Door in Bijlage 26 te verwijzen naar ‘we’ en in Bijlage 27 naar ‘de meerderheid’ beroept de AKB zich op de mening van een grote groep en maakt zo gebruik van het bandwagon-effect: aangezien de meerderheid het wil, moet het gebeuren.

99 Internationaal Instituut voor Sociale Geschiedenis, ‘De meerderheid wil sluiting? Dan 2-4 kerncentrales erbij!’, Visual Documents, https://search.socialhistory.org/Record/838680 (geraadpleegd 7 augustus 2018).

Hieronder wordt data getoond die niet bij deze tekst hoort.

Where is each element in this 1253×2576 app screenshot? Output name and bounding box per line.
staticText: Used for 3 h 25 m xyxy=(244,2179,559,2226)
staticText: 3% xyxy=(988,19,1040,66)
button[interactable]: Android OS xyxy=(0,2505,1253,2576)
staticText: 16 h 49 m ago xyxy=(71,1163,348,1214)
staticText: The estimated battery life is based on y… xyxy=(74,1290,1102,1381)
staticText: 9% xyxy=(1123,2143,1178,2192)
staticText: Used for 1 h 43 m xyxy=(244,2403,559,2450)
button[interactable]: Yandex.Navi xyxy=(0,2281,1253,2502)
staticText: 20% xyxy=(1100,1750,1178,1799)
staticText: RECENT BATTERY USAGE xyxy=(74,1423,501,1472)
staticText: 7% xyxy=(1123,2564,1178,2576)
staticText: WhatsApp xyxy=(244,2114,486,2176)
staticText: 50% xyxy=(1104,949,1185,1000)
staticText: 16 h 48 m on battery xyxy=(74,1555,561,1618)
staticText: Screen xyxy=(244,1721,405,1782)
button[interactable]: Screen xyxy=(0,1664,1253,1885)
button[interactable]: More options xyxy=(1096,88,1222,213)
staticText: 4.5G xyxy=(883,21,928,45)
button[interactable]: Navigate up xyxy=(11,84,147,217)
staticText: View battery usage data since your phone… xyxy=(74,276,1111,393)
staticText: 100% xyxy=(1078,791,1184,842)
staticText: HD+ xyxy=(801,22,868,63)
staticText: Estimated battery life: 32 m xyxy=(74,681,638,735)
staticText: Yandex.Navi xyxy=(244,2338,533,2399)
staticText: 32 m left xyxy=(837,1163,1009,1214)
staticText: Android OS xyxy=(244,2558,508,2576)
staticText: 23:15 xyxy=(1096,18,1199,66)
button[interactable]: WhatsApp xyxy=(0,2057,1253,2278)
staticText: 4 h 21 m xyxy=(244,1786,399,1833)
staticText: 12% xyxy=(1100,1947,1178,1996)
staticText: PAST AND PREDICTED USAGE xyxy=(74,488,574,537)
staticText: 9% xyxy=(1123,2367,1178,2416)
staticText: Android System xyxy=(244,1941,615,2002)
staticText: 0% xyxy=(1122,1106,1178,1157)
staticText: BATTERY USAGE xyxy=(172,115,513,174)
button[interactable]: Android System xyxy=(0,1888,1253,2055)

32 In deze periode van teruggang, valt op dat de toon in vergelijking met de fase hiervoor gematigder was. Het radicale anti-overheidssentiment werd afgezwakt en er werd meer naar de ecologische problematiek van kernenergie gekeken, net zoals in de beginperiode van de AKB. Toch moet opgemerkt worden dat er nog steeds radicale sentimenten zijn zoals Bijlage 27 laat zien.

33

Conclusie

De vraag hoe de in de literatuur beschreven levensloop van de Nederlandse antikernenergiebeweging terug te zien is in het beeldmateriaal dat zij gebruikte om de Nederlandse publieke opinie over kernenergie te beïnvloeden in de periode 1970 tot en met 1986 kan beantwoord worden door kort de levensfases door te lopen aan de hand van de in hoofdstuk drie, vier, en vijf getrokken conclusies.

De AKB lijkt in de beginfase (1970-1976) vooral te steunen op ideeën afkomstig uit de milieubeweging en maakt zich vooral zorgen om de ecologische toestand van de aarde, stralingsgevaar en de volksgezond. Dit is niet verwonderlijk aangezien de milieubeweging voortborduurde op belangenorganisaties die zich inzette voor de volksgezondheid.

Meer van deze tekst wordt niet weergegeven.